CIIL was established in Mysore in 1969. During the course of five decades of its functioning, the Institute has made stellar contributions to the growth and development of Indian languages.

He said that in addition to promoting languages of India, CIIL also acts as an advisor to the Government on issues related to language policy and language planning. The Institute has had the unique distinction of working on almost all aspects of language and on most major, minor, tribal, lesser-known and endangered languages of India.

I am also glad that this Institute has established five Regional Language Centers (RLCs) and two Urdu Teaching and Research Centers (UTRCs).

He said that the Institute, through its schemes such as National Translation Mission (NTM), National Testing Service India (NTS-I) and ‘Bharatavani’, has been working on the creation of resources and technology for developing the languages of India.

Lauding the Institute for striving to further develop classical languages such as Tamil, Sanskrit, Telugu, Kannada, Malayalam and Odia so that these languages of antiquity may be protected and the knowledge encoded in them is made accessible to all, the Vice President said that “Golden jubilee is an important milestone in the journey of an institution. It is a time for celebration as well as introspection, a time to revel in the glory of achievements made and a time to set new goals and targets for the future”.

He emphasized the importance of protecting and conserving our unique and rich linguistic. It is the time we rethink and reinvent the entire language education in our country. CIIL has already taken new initiatives. It should continue to be a model in the field of research and development of languages.

The Vice President stressed that “we must start by making the mother tongue the medium of instruction in our schools at least at the primary level. A number of studies conducted all over the world by different expert groups have established the fact that teaching of mother tongue at the initial stages of education gives impetus to the growth of mind and thought and makes children more creative and logical. We must also not fail to teach our children multiple languages in order to widen the horizon of their understanding of both literature and science”.

He said that since education is one of the instruments for the growth of self, society and the nation, language or languages should not become the barrier of education.

It is heartening to note that the new draft National Education Policy puts forth a number of suggestions for supporting education in home languages and mother tongues, tribal as well as sign languages.

He said that the policy rightly states that children have the potential to acquire multilingual skills and these need to be encouraged at the earliest.
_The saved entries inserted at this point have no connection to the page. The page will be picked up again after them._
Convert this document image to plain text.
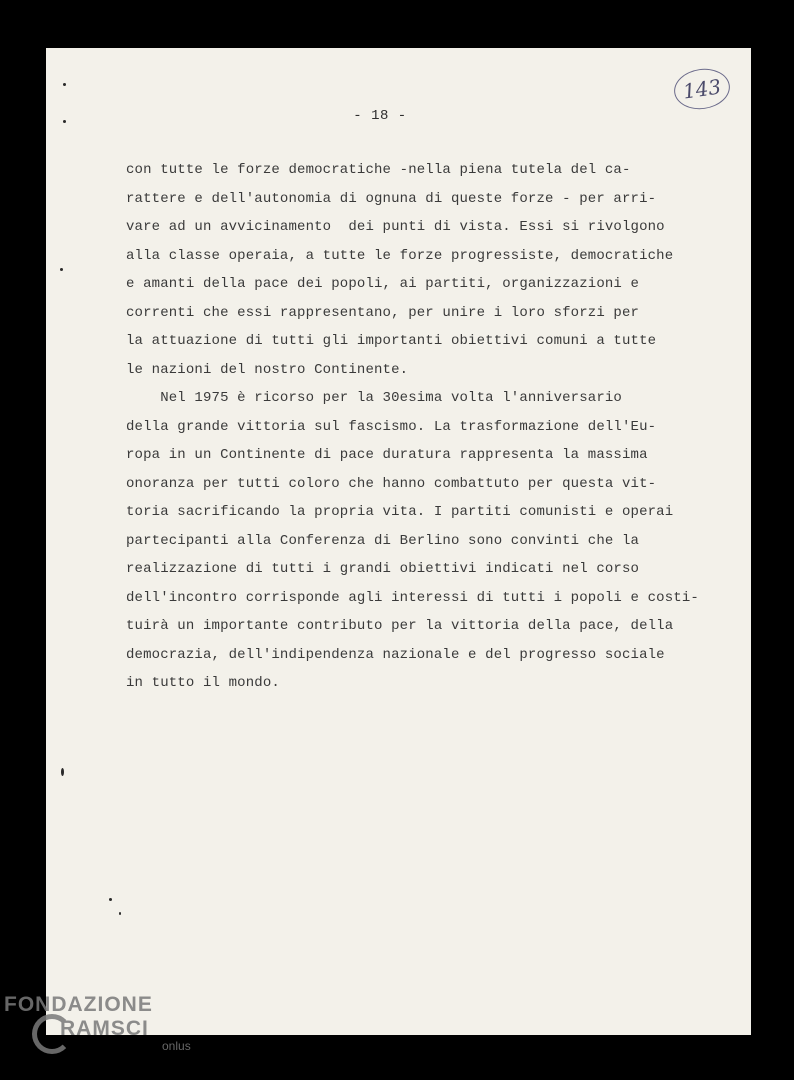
143
- 18 -
con tutte le forze democratiche -nella piena tutela del ca-
rattere e dell'autonomia di ognuna di queste forze - per arri-
vare ad un avvicinamento  dei punti di vista. Essi si rivolgono
alla classe operaia, a tutte le forze progressiste, democratiche
e amanti della pace dei popoli, ai partiti, organizzazioni e
correnti che essi rappresentano, per unire i loro sforzi per
la attuazione di tutti gli importanti obiettivi comuni a tutte
le nazioni del nostro Continente.
Nel 1975 è ricorso per la 30esima volta l'anniversario
della grande vittoria sul fascismo. La trasformazione dell'Eu-
ropa in un Continente di pace duratura rappresenta la massima
onoranza per tutti coloro che hanno combattuto per questa vit-
toria sacrificando la propria vita. I partiti comunisti e operai
partecipanti alla Conferenza di Berlino sono convinti che la
realizzazione di tutti i grandi obiettivi indicati nel corso
dell'incontro corrisponde agli interessi di tutti i popoli e costi-
tuirà un importante contributo per la vittoria della pace, della
democrazia, dell'indipendenza nazionale e del progresso sociale
in tutto il mondo.
FONDAZIONE
RAMSCI
onlus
It suggests that education could be in the mother tongue at least till Grade 5 but preferably till Grade 8, with a flexible, bilingual language approach where necessary.

‘Our languages must serve as means of empowerment of the masses. The Parliament now allows its members to express themselves in any of the 22 scheduled languages. We must explore the possibility of permitting our Parliamentarians to speak in their mother tongues in the House. We must leverage all possible avenues of technology to make this possible,’ he added.

The Vice President underlined that “our languages must unite us in the cause for inclusive and sustainable development and must not end up as tools to divide us. There should be no imposition of any language, nor should there be any opposition to any language”.